In 1887, Comrade, a well known hound for "trail hunting," was with her owner, Mr. J. Irving, Forest Hall, Westmorland, in an allotment adjoining his house. A fox jumped up in front of them, and, although the going was rough and hilly, and three inches of snow lay on the ground, the bitch never lost sight, and after a grand course of more than a mile, pulled her quarry down in gallant style. A fine healthy fox, too, he was. This "trail hunting' is a favourite diversion in the north of England, and special strains of lightly-built foxhounds are used for the purpose. The line is generally run over an uneven country, and may extend for any distance between four and a dozen miles. Hounds are started from the same place, and the one coining in first, having completed the course, which was laid with fox's entrails, bedding, or some other strong scenting matter, wins the prize. A good hound will usually occupy less than three minutes in covering a mile. At a gathering in Rydal Park, Westmorland, in 1895, where most of the best hounds in the country competed, the course of about nine miles, over rough ground, mostly on the hills, was covered by the leading hound in forty-five minutes. At Newby Bridge, at the foot of Windermere, in 1896, at a trail promoted by Mr. Newby Wilson, a course of ten miles was run in a little over thirty minutes, though, in mentioning these records of hound pace, it must not be forgotten that the distance is not always exactly measured, nor are the times so carefully taken as is the case in foot and bicycle racing. These hounds run almost or quite mute.

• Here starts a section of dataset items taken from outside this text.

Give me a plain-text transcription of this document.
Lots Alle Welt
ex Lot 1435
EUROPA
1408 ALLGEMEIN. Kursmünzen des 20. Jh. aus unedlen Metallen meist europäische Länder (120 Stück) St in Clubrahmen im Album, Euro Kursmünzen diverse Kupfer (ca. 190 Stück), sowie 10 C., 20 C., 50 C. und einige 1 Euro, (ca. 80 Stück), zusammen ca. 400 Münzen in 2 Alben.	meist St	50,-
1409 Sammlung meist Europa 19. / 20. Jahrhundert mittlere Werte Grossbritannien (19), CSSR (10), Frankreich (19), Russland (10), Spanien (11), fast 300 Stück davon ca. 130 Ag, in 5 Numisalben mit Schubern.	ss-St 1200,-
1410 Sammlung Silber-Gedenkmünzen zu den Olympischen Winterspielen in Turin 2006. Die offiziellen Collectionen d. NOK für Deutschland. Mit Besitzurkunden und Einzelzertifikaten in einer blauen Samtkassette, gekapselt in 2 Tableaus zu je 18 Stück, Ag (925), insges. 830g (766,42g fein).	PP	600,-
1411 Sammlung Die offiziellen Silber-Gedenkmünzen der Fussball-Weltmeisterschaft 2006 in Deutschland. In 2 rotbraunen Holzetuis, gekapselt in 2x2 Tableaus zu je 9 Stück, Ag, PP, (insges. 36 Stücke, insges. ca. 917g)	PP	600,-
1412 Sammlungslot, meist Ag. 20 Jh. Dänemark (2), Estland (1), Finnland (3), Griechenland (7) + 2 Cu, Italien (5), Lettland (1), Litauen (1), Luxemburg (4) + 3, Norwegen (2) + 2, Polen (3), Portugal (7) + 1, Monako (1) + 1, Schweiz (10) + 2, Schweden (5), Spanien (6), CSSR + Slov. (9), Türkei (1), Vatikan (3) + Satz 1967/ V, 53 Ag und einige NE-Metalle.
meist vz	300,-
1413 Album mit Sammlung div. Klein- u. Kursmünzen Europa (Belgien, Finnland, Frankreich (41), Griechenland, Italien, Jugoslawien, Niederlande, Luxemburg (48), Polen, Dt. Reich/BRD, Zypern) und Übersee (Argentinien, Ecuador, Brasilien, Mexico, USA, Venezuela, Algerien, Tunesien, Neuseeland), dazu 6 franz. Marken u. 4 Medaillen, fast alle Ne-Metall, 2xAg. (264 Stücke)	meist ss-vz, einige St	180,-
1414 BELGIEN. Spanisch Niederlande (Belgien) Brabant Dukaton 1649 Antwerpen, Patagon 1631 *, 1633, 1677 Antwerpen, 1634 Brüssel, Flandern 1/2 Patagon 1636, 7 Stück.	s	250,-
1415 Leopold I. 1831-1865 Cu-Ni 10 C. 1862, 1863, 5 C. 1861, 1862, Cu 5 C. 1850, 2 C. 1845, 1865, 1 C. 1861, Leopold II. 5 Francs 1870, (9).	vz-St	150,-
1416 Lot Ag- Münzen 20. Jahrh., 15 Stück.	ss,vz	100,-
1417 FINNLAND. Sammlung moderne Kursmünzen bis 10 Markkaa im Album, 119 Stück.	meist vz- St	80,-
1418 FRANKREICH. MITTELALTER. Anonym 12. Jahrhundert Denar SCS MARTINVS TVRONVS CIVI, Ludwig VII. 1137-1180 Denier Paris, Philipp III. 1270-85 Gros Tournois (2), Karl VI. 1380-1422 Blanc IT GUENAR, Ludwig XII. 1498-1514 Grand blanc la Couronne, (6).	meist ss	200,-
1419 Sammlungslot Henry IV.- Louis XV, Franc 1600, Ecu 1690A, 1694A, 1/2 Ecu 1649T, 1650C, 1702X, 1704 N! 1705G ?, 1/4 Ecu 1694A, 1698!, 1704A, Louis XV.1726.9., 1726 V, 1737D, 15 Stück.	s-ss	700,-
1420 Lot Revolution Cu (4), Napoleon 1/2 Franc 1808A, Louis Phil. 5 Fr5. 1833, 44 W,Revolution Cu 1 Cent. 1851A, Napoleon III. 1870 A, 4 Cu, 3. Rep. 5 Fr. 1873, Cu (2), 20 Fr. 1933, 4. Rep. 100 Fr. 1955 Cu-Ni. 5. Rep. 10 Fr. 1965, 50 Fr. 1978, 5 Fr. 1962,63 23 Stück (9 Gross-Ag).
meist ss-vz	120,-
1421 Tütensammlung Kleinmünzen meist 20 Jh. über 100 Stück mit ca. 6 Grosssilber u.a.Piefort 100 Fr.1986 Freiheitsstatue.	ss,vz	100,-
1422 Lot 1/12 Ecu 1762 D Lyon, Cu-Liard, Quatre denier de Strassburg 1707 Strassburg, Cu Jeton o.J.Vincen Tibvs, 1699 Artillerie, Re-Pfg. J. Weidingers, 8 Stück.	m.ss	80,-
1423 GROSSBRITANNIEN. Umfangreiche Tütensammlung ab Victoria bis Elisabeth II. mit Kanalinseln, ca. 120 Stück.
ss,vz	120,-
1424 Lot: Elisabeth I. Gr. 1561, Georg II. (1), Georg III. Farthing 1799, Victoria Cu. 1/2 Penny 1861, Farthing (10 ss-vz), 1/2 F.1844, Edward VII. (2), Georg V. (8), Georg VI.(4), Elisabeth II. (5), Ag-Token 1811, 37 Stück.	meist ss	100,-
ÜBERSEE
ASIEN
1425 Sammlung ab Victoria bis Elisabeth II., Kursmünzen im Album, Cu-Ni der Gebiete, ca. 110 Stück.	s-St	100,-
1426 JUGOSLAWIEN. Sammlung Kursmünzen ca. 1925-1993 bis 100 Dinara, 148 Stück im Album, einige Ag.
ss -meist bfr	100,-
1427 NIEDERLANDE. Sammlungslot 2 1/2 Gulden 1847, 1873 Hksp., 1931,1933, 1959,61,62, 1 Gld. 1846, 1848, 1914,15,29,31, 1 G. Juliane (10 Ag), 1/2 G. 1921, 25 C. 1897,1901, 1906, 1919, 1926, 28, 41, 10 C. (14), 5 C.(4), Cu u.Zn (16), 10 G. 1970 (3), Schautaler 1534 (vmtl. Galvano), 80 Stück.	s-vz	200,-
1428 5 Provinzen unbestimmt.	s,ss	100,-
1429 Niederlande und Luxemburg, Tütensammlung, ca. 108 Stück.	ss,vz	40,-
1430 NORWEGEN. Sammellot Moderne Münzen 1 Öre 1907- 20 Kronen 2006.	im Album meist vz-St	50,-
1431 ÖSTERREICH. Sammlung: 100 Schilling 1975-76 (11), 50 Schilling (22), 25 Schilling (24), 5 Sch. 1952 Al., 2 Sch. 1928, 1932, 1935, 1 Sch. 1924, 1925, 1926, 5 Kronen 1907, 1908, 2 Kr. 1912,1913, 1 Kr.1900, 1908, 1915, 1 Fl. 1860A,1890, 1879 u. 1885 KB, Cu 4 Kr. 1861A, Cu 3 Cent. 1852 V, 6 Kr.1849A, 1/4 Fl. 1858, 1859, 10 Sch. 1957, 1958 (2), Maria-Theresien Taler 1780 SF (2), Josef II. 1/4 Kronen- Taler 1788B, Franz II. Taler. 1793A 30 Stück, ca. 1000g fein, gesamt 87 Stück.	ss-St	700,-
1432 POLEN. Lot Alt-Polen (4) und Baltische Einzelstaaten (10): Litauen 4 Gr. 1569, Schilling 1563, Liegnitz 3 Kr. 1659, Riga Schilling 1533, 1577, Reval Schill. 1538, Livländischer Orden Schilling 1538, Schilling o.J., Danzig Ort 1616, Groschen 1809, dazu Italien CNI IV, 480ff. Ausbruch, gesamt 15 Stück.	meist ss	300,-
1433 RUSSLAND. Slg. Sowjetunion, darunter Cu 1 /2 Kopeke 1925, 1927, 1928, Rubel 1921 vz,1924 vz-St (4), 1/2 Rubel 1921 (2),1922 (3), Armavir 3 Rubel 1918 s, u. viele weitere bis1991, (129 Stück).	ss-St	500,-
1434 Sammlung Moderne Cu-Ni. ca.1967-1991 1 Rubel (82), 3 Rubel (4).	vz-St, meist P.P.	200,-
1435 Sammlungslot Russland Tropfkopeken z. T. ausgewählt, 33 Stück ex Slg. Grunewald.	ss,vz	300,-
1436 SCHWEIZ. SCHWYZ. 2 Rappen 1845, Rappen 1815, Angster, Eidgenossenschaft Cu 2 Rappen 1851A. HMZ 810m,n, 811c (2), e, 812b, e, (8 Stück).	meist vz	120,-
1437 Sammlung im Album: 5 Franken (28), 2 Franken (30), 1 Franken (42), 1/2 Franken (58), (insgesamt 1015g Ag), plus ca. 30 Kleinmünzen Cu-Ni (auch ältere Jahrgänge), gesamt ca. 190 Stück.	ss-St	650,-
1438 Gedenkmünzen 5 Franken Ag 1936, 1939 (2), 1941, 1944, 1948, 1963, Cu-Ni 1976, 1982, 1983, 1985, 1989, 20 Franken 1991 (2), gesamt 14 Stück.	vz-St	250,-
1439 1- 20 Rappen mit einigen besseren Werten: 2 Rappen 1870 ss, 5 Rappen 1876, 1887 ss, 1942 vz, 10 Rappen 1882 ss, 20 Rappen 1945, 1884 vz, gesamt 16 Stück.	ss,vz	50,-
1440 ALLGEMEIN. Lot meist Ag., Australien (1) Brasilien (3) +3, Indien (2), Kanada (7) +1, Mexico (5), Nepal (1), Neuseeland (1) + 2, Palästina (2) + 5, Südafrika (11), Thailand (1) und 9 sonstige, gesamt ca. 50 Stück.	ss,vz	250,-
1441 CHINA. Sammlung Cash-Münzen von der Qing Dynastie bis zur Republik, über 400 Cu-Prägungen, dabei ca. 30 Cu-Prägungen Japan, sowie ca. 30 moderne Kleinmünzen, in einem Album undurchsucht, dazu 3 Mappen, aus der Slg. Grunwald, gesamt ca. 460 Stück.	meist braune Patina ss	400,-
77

The match at Newmarket, in 1792, between Mr. Meynell and Mr. Smith Barry, was perhaps the first means taken to ascertain the pace of foxhounds, though almost a hundred years earlier hunting had been followed. Blue Cap and Wanton, who came in first and second, ran the course of about four miles on Newmarket Heath in a few seconds over eight minutes, but these hounds had been specially trained for the purpose. However, Colonel Thornton's celebrated hound Merkin, whose portrait appears in Daniel's "Rural Sports," ran a heat of four miles, which she completed in seven and a half minutes. She was afterwards sold for four hogsheads of claret and a couple of her whelps when she was bred from. In comparing the time of this race with that in Rydal Park, the difference of the courses must be taken into consideration, and it is extremely likely that Merkin would have cut her feet to pieces and been placed hors de combat had she run over the hills and rocks surrounding Rydal Hall. Trail hunting is a common amusement in the north, and good hounds for the purpose are of great value. About four years ago there died a noted trail hound named Mounter, a Lancashire dog, who during his career had won ninety-seven first prizes at such meetings, many of them of considerable value. At the present time trail hunting is gaining in popularity in the north of England, where it is encouraged by the squires and others, who in many cases keep crack hounds of their own, and in others subscribe handsomely for the prizes which are offered periodically. One of the features at Grasmere (Westmorland) sports, usually held in August, is the trail hunt, and early in the season one of equal note is held during Cartmel (Lancashire) races, and affords more pleasure to the natives than do the galloping horses.